Devant la nouveauté de cet acte, on invoque le précédent de Célestin V ou le droit canonique, tantôt pour le relativiser, tantôt pour le justifier. Le recours à Newman est plus éclairant et s’impose pour deux raisons : d’une part, c’est Benoît XVI qui a lui-même béatifié Newman en Angleterre, dérogeant (déjà !) à la règle qui veut que les béatifications soient célébrées par les évêques diocésains ; d’autre part, Joseph Ratzinger connaît très bien la pensée de Newman, en particulier l’enseignement sur la conscience que celui-ci développa à l’occasion du concile Vatican I et de sa définition de l’infaillibilité pontificale.

Newman, on le sait, n’était pas favorable à cette définition. Selon lui, la promulgation du dogme risquait de réduire l’Église à la papauté. Les circonstances historiques, marquées par les révolutions politiques qui ébranlèrent l’Europe du XIXe siècle, semblaient le seul motif valide d’un renforcement du pouvoir central de l’Église. Mais la chose ne pouvait pas aller sans un amoindrissement proportionnel de l’exercice de la collégialité. « Il ne faut pas s’inquiéter, écrivait Newman à un correspondant, un autre concile rééquilibrera cela. »

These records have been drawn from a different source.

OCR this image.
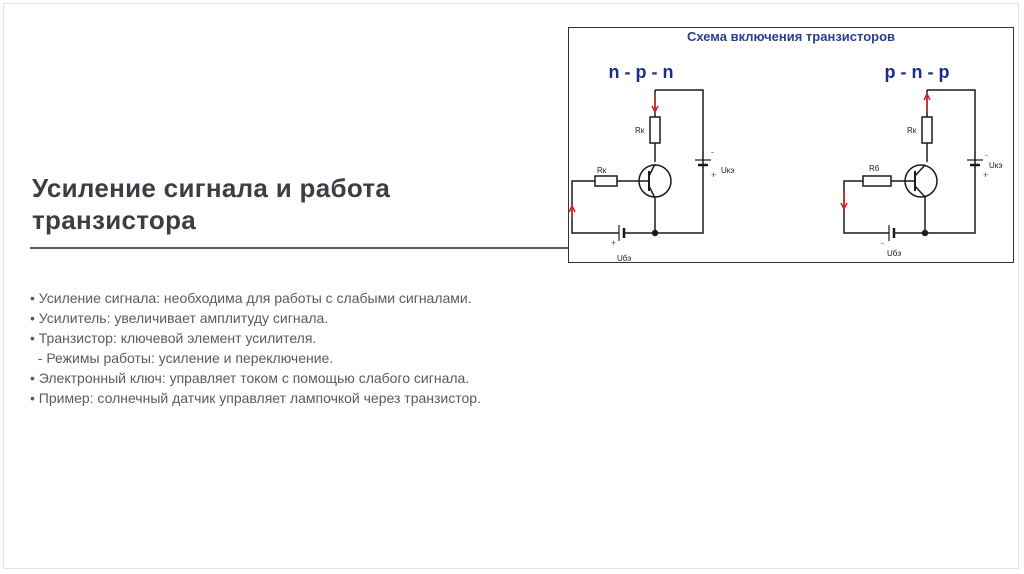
Усиление сигнала и работа транзистора
• Усиление сигнала: необходима для работы с слабыми сигналами.
• Усилитель: увеличивает амплитуду сигнала.
• Транзистор: ключевой элемент усилителя.
- Режимы работы: усиление и переключение.
• Электронный ключ: управляет током с помощью слабого сигнала.
• Пример: солнечный датчик управляет лампочкой через транзистор.
Схема включения транзисторов
n - p - n
Rк
Rк	Uкэ
Uбэ
-
+
+
p - n - p
Rк
Rб	Uкэ
Uбэ
-
+
-
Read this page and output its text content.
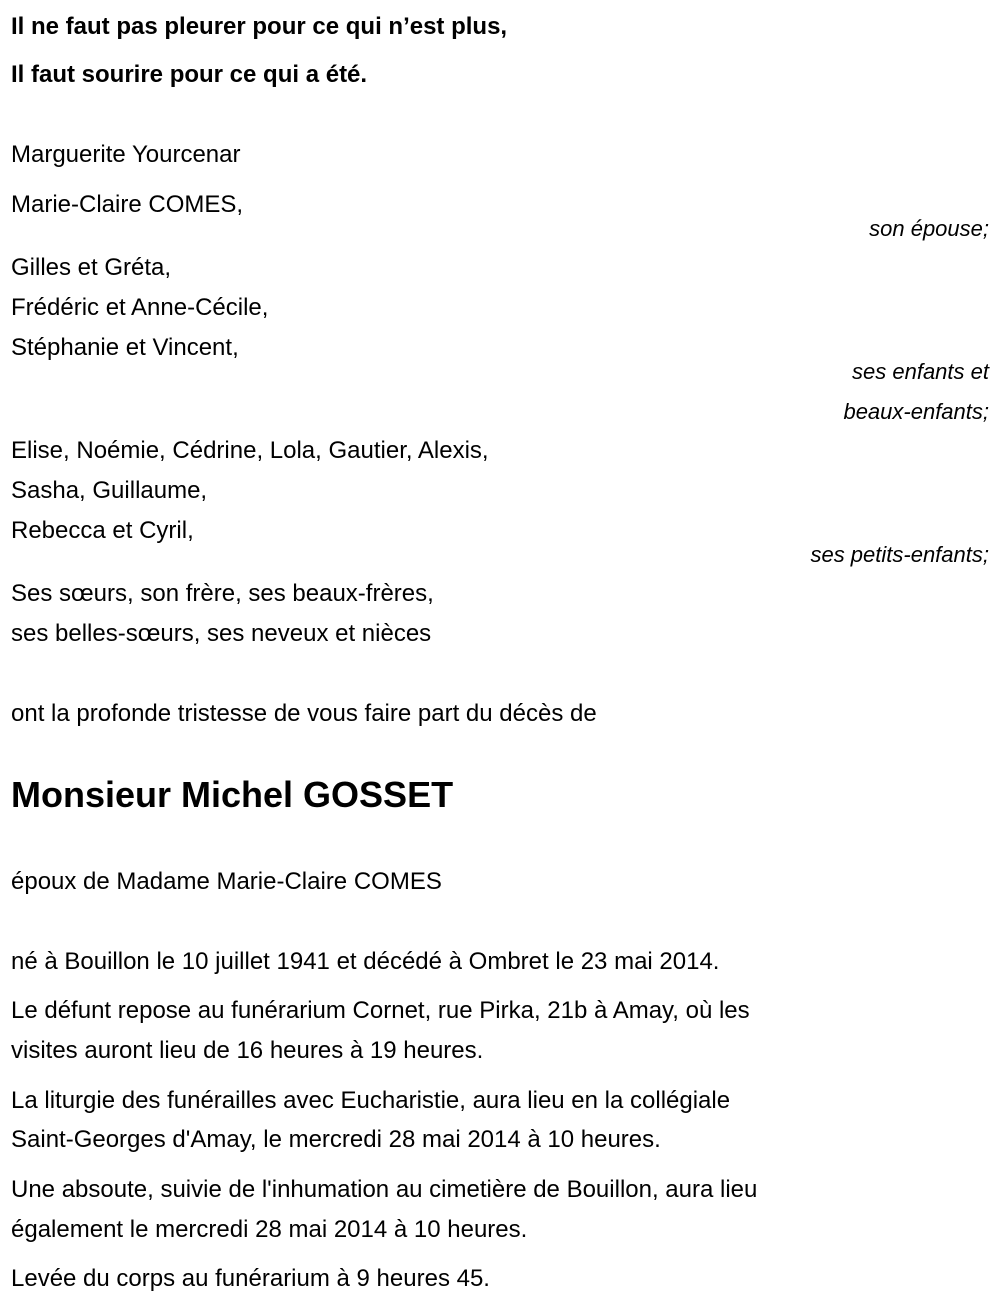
Il ne faut pas pleurer pour ce qui n’est plus,
Il faut sourire pour ce qui a été.
Marguerite Yourcenar
Marie-Claire COMES,
son épouse;
Gilles et Gréta,
Frédéric et Anne-Cécile,
Stéphanie et Vincent,
ses enfants et
beaux-enfants;
Elise, Noémie, Cédrine, Lola, Gautier, Alexis,
Sasha, Guillaume,
Rebecca et Cyril,
ses petits-enfants;
Ses sœurs, son frère, ses beaux-frères,
ses belles-sœurs, ses neveux et nièces
ont la profonde tristesse de vous faire part du décès de
Monsieur Michel GOSSET
époux de Madame Marie-Claire COMES
né à Bouillon le 10 juillet 1941 et décédé à Ombret le 23 mai 2014.
Le défunt repose au funérarium Cornet, rue Pirka, 21b à Amay, où les
visites auront lieu de 16 heures à 19 heures.
La liturgie des funérailles avec Eucharistie, aura lieu en la collégiale
Saint-Georges d'Amay, le mercredi 28 mai 2014 à 10 heures.
Une absoute, suivie de l'inhumation au cimetière de Bouillon, aura lieu
également le mercredi 28 mai 2014 à 10 heures.
Levée du corps au funérarium à 9 heures 45.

C’est en effet ce qu’a réalisé Vatican II. Mais ce rééquilibrage, pour se traduire dans les faits, demandait que l’exercice du pouvoir pontifical soit repensé. Ou plus exactement, qu’il soit replacé à l’intérieur des trois principales fonctions exercées par le Christ – sacerdotale, prophétique (ou théologique) et royale – auxquelles participe l’Église. Dans son livre sur La Fonction prophétique de l’Église , Newman donne la primauté à la fonction théologique ; c’est cette dernière qui corrige les excès de la piété comme ceux du gouvernement ; en levant un toast à la conscience – le « vicaire originel du Christ »; comme l’appelle Newman –, ce dernier voulait souligner la subordination de l’exercice régalien à celui de la théologie, au sens étymologique du terme : c’est la Parole de Dieu, donc le Christ, qui gouverne l’Église, non le pape. Après Newman, Vatican II a donné à l’ecclésiologie latine les éléments théoriques permettant une véritable réforme de l’exercice de la charge pétrinienne. En renonçant à sa charge, Benoît XVI les a mis en pratique, signant ainsi le premier acte de ce qui va sans doute se concrétiser par la réforme attendue de la Curie, dont la possibilité était subordonnée à une démystification – ce qui ne veut pas dire relativisation –, sinon du Magistère pétrinien lui-même, du moins de sa perception dans l’Église et au-delà. Du moins faut-il l’espérer.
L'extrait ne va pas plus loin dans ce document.